35Durch das Verhalten des Beklagten ist dem Kläger auch der im landgerichtli‑chen Urteil, auf das insoweit zur Vermeidung von Wiederholungen Bezug ge‑nommen wird, im einzelnen bezifferte Schaden (Seite 9 des Urteils) entstanden; ihn hat der Beklagte nach §§ 826, 249 BGB zu ersetzen. Denn der Kläger hat das Grundstück im Vertrauen auf das Gutachten zu einem weit überhöhten Wert ersteigert; tatsächlich hätte schon allein wegen des Befalls mit Schwamm und Hausbock der Gebäudewert auf Null reduziert werden und reine Grundstückswert um die wegen des Befalls nötigen Abrißkosten reduziert werden müssen, wie sich aus dem vom Kläger vorgelegten Verkehrswertgutachten des Sachverständigen Prof. J (BI. 92 f. d.A.) und dem im Beweissicherungsverfahren eingeholten Gutachten des Sachverständigen L2 (BI. 74 ff. d.BA.) ergibt. Dabei steht es für den Senat außer Zweifel, daß der Kläger auch die Wohnung im Erdgeschoß nicht ersteigert hätte, wenn er davon Kenntnis gehabt hätte, daß es sich hinsichtlich der dartiberliegenden Räume und des Gemeinschaftseigentums um ein Gutachten "ins Blaue" hinein handelte; die Gutachten des Beklagten sind auch insoweit kausal für den Erwerb geworden.

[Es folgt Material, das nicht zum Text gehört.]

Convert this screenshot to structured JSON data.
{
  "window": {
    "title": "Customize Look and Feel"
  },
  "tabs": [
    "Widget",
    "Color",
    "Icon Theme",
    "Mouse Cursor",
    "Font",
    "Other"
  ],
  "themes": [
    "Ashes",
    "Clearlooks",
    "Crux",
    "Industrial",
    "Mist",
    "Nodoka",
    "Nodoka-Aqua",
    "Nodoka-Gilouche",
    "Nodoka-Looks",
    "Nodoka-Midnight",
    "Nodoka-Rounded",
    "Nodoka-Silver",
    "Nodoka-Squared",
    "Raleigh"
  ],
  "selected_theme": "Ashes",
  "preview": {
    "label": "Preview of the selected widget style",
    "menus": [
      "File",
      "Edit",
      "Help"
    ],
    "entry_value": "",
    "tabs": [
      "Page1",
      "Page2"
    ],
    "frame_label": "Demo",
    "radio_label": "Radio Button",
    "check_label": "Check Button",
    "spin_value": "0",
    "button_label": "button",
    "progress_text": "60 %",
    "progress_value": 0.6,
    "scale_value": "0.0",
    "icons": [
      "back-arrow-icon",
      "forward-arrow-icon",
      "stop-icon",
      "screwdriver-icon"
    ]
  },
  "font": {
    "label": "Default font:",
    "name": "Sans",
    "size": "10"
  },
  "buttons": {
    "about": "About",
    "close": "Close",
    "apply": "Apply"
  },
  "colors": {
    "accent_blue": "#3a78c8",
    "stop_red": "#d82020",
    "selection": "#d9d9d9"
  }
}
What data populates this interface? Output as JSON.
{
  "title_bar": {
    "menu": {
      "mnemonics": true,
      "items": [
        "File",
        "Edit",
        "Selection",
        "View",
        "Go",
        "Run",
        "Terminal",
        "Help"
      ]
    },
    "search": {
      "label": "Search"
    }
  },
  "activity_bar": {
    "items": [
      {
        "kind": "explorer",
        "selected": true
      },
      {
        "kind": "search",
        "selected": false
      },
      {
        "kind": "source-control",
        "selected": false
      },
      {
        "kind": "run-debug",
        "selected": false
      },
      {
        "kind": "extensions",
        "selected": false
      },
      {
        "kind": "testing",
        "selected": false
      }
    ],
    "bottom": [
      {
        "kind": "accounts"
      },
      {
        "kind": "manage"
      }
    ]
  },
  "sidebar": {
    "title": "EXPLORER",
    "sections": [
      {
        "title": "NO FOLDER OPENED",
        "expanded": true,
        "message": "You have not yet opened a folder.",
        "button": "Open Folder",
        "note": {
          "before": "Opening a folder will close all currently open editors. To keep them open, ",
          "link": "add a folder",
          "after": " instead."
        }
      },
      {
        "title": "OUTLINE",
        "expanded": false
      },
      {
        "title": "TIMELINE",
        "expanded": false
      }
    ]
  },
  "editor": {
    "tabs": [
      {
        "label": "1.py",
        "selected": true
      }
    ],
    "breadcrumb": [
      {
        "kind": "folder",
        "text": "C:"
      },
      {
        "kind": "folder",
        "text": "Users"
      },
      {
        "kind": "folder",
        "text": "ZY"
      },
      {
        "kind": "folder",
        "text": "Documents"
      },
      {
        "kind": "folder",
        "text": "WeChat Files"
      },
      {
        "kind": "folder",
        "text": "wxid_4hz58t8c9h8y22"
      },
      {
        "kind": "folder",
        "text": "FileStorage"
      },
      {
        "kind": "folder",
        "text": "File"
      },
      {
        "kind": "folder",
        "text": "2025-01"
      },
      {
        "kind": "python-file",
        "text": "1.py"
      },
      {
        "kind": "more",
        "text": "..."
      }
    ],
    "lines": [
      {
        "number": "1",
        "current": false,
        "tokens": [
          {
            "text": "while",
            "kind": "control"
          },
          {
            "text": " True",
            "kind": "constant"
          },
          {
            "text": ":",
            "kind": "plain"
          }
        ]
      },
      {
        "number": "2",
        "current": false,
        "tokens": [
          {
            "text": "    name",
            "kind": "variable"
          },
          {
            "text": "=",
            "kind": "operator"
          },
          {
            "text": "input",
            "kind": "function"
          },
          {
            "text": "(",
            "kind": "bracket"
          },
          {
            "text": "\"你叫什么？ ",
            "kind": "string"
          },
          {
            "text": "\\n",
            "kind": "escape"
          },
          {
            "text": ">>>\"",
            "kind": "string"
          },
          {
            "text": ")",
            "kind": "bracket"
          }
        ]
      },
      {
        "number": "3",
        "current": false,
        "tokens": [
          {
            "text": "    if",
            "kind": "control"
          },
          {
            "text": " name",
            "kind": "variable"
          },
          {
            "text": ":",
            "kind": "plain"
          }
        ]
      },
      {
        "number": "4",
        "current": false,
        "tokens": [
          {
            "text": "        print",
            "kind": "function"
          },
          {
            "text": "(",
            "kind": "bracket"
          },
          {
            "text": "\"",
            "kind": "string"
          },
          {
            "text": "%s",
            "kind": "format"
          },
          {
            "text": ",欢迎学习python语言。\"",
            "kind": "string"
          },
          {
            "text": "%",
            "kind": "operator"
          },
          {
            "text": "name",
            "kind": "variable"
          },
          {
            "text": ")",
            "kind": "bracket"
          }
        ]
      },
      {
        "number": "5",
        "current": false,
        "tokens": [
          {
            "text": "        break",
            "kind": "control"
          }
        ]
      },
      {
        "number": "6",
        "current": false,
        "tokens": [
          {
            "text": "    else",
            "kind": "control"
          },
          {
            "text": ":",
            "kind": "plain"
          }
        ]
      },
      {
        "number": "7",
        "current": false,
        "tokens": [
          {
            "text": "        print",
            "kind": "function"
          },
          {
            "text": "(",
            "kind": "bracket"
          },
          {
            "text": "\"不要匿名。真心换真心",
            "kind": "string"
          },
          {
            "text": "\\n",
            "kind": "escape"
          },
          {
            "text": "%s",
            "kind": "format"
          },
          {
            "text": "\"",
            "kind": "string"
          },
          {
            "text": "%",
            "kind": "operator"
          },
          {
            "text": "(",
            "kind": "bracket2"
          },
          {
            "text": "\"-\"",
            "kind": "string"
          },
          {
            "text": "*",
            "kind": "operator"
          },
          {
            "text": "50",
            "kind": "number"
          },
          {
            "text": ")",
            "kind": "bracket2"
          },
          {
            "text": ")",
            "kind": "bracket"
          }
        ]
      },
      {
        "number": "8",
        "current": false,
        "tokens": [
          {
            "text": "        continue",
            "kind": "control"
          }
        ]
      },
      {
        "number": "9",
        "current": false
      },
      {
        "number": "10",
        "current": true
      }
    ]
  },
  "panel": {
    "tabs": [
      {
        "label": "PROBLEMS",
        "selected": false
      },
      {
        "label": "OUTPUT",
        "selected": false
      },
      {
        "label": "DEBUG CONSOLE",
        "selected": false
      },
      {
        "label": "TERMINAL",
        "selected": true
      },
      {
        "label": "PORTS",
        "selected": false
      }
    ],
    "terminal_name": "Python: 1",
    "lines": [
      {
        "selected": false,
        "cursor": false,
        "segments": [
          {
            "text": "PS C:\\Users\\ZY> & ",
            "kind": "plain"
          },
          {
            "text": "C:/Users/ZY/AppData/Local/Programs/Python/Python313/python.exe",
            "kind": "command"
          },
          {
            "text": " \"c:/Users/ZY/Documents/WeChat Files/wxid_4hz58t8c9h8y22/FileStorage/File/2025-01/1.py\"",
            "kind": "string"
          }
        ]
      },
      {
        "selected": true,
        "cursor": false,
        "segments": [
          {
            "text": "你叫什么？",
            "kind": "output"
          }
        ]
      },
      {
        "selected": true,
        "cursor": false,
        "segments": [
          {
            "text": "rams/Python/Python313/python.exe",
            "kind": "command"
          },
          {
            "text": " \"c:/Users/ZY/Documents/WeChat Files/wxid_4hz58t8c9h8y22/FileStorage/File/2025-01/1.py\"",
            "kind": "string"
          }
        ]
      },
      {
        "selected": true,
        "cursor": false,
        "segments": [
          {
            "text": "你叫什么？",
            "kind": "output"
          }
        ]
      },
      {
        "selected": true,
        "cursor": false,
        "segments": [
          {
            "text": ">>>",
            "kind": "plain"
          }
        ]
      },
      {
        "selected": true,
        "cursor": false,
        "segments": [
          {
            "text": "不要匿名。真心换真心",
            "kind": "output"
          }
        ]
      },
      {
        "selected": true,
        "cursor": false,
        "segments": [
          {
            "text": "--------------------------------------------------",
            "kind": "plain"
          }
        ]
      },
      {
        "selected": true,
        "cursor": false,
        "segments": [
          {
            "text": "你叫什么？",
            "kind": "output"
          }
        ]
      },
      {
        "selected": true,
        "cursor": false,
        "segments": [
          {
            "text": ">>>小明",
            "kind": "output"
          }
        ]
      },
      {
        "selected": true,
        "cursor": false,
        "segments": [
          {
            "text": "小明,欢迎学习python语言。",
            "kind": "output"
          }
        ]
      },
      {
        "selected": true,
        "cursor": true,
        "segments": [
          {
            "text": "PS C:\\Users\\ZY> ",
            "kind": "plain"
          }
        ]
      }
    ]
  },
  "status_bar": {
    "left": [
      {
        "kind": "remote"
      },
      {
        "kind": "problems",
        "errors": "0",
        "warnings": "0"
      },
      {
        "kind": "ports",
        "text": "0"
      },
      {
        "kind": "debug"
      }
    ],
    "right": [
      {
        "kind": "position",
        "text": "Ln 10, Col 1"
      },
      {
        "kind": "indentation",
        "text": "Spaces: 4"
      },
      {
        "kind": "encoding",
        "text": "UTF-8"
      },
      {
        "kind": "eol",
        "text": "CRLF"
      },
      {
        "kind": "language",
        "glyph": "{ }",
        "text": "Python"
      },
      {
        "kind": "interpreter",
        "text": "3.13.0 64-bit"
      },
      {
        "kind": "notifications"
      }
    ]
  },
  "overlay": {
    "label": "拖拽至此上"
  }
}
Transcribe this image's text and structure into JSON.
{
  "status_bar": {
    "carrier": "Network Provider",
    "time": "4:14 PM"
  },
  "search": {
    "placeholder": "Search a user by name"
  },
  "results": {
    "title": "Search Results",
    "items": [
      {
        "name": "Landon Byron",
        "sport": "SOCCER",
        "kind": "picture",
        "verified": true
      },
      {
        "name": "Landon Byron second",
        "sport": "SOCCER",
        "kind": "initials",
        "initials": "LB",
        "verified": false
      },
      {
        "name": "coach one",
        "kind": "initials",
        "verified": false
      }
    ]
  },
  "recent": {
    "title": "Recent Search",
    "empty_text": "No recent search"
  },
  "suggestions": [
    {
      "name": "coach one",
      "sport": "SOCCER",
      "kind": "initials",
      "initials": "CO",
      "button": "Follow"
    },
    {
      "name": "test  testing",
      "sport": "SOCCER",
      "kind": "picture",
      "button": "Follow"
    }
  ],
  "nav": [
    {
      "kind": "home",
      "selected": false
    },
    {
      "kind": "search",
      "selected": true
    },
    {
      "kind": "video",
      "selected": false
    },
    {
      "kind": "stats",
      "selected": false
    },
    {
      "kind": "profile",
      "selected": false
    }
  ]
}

36Ohne Erfolg bestreitet der Beklagte auch, daß der Hausbock- und Schwammbefall bereits 1987. vorgelegen habe und erkennbar gewesen sei. Denn der Sachverständige L2 hat in seinem Gutachten auch festgestellt, daß der Schwamm- und Schädlingsbefall bereits 1987 bestanden hat und vom Beklagten hätte erkannt werden können (BI. 81, 82 d.A.). Der Sachverständige hat dies aus dem vorgefundenen Schadensumfang hergeleitet, der auch anschaulich auf den dem Gutachten beigefügten Fotos (BI. 89 ff. d.BA.) dokumentiert ist. Er hat als Indiz für die Dauer des Befalls insbesondere auf das Vorhandensein des "Schwammholz-Nagekäfers" verwiesen, der nur bereits schwammbefallenes Holz befalle. Die Entwicklungszeit und somit Fraßzeit der Larve betrage unter günstigen Bedingungen 3 - 4 Jahre, unter weniger günstigen wie normalem Raumklima bis zu 8 Jahren, so daß bereits 1987 Fraßspuren sichtbar gewesen sein müßten. Auch seien, wie der Sachverständige weiter ausgeführt und erläutert hat, bereits 1987 deutliche Merkmale eines Schwammbefalls sichtbar und erkennbar gewesen (BI. 82 d.BA.). Der Senat hält diese Darlegungen für nachvollziehbar und überzeugend. Der Beklagte hat auch nicht darlegen können, daß und inwiefern die vom Sachverständigen getroffenen Feststellungen nicht zutreffen. Seine bloße Behauptung, der Befall sei nicht erkennbar, reicht angesichts der vom Sachverständigen als Indizien für die Erkennbarkeit angeführten Befunde nicht aus, begründete Zweifel an der Richtigkeit der gutachtlichen Darlegungen zu wecken. Der Senat sieht daher keine Veranlassung, hierzu eine weiteres Gutachten einzuholen.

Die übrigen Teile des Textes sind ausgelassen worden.